Scientists have been studying farmland birds to discover why some species are declining more rapidly than others. It is now believed that the competition for nesting sites could explain the situation. Research suggests that the birds which nest in early spring are claiming the available nesting sites at the expense of species which breed later in the season.
With many potential nesting sites having been removed, the birds are competing for far fewer suitable sites. Those who arrive first claim most of these, leaving nowhere for late arrivals to nest.
New research into Nesting Habits
A study conducted by the University of Exeter looked at population changes in over 200 different species around the world. The data was combined with a mathematical model that used game theory to predict the likely behaviour of the birds when faced with competition for nesting sites.
The study found that larger species that nest early generally do much better than smaller species which nest later in the year. This would explain why the chaffinch is doing well in the UK whilst the goldfinch is in decline.

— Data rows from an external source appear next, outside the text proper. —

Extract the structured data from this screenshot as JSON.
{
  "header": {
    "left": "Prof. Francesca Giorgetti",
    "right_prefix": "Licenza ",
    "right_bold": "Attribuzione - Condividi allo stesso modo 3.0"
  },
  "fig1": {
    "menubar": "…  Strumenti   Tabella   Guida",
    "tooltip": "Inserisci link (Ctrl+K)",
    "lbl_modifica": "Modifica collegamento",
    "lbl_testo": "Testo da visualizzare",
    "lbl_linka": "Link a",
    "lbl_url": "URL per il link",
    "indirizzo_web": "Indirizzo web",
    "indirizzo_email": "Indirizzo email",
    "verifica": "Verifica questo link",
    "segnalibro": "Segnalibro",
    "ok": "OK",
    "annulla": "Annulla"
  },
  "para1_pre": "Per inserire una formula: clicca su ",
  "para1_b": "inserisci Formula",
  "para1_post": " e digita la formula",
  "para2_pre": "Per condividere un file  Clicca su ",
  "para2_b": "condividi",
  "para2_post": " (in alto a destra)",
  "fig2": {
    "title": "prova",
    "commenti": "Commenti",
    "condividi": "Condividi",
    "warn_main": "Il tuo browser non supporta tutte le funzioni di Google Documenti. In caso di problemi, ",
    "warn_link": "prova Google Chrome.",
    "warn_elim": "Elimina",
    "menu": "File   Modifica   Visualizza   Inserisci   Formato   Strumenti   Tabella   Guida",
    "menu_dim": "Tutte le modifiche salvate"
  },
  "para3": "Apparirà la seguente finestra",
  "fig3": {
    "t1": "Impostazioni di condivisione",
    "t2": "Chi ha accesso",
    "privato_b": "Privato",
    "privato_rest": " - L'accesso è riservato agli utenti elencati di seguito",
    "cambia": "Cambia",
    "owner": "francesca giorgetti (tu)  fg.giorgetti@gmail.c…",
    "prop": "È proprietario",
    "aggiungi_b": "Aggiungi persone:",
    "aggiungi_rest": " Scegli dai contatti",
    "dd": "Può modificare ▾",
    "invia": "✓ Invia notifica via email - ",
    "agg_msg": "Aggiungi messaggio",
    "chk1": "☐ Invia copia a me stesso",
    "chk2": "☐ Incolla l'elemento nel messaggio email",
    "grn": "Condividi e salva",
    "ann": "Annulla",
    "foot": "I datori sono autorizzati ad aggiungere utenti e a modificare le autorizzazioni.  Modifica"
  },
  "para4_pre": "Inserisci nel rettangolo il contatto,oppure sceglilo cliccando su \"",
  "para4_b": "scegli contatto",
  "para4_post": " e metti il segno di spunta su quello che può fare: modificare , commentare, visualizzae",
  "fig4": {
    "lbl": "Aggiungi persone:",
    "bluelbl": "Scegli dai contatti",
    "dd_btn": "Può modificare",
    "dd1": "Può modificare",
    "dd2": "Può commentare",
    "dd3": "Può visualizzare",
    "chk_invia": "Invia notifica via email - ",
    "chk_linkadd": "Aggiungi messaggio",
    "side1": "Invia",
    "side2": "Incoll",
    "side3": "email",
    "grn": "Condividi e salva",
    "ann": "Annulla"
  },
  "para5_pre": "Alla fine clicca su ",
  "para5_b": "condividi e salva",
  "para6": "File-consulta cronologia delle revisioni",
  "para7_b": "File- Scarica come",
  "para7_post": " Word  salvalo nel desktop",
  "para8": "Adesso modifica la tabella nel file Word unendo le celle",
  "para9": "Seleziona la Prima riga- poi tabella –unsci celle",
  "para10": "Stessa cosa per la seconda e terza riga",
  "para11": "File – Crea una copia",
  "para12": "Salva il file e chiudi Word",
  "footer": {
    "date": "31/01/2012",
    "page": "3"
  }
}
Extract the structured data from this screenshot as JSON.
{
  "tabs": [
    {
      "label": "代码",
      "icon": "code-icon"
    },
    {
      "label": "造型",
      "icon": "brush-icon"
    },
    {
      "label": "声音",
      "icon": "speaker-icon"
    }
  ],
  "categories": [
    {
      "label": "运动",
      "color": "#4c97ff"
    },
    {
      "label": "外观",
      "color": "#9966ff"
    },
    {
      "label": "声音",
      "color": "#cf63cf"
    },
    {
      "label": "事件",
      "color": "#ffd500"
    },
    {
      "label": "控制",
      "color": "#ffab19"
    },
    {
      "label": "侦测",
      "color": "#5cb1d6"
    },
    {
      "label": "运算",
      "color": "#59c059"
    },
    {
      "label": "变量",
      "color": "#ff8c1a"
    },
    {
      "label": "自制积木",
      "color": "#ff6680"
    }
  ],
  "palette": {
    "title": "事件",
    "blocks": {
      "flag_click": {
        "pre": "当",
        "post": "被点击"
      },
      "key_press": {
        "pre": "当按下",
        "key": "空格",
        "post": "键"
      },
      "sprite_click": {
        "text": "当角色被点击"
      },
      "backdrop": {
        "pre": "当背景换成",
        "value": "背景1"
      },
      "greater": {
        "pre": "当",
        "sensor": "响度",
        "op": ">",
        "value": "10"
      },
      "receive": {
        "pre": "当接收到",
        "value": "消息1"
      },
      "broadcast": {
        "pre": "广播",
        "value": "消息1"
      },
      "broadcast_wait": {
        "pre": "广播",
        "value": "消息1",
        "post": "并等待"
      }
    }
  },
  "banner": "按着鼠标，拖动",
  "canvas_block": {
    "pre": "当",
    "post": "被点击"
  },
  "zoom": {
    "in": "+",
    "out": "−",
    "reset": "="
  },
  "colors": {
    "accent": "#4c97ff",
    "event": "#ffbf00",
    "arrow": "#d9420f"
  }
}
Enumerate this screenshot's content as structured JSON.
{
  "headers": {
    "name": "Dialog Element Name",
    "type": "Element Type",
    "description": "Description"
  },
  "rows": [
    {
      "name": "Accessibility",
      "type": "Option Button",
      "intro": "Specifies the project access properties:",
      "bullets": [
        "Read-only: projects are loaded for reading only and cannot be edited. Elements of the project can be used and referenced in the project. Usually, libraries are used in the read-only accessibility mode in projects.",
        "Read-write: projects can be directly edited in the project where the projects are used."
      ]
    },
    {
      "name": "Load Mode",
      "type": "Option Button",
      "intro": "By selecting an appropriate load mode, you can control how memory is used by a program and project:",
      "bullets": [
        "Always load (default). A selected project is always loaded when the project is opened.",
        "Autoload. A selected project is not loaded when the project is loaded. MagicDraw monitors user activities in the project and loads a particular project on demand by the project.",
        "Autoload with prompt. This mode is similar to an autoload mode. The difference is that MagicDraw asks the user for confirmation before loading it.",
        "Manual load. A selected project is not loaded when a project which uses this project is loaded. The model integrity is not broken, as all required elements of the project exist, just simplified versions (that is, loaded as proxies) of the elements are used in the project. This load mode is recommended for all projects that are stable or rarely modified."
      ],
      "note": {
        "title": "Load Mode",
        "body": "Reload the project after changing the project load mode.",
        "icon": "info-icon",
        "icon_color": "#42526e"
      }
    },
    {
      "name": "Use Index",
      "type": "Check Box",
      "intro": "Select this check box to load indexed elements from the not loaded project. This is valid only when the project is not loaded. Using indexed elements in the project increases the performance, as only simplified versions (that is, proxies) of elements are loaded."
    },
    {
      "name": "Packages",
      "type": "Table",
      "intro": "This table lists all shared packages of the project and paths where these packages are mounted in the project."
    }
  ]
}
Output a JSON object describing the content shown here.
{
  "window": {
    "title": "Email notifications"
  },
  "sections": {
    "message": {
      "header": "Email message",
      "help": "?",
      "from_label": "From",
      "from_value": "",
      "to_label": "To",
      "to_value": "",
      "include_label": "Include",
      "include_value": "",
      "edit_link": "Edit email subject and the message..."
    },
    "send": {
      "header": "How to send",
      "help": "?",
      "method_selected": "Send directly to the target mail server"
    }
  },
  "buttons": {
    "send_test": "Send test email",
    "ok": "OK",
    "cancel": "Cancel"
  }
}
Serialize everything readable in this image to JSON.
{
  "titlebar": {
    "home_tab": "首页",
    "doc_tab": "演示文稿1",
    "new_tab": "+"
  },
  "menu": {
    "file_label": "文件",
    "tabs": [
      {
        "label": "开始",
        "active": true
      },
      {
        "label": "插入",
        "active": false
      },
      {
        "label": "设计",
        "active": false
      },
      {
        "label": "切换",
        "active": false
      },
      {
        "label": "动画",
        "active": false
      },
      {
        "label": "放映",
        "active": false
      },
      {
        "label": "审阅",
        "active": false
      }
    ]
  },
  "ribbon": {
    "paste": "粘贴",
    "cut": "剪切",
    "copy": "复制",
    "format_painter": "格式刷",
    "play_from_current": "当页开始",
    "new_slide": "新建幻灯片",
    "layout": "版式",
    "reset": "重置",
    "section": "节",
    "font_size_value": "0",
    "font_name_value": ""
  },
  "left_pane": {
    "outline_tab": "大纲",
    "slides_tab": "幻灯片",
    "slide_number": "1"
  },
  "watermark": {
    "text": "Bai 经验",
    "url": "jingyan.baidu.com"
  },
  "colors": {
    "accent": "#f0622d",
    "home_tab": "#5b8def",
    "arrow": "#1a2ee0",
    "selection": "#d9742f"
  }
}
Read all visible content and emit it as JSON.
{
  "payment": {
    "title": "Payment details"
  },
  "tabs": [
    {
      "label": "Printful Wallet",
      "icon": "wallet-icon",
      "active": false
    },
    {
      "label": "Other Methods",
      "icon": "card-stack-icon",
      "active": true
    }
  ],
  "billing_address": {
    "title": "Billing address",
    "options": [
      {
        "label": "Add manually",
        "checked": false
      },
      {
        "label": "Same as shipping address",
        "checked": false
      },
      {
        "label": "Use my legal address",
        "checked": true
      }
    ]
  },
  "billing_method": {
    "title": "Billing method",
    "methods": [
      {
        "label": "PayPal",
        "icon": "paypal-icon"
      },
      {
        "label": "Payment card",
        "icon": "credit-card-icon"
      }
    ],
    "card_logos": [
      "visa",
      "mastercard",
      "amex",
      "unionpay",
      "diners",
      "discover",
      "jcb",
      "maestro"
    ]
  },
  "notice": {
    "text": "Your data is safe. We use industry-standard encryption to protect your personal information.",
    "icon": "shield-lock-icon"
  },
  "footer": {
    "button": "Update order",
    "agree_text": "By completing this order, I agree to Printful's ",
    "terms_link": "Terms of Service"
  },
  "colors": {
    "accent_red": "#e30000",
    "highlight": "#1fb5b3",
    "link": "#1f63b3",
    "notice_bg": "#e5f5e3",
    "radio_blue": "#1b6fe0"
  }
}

Many conservation efforts have focussed on supplying food to birds but it would appear that a more holistic approach is now required. The restoration and provision of nesting sites is just as important, if not more so. The measures which could be employed could be as simple as delaying the cutting of hedgerows until the breeding season is over or providing more nesting boxes for the birds to use.
There are no quick fixes but the decline of several species could be halted and then reversed if more nesting sites are made available.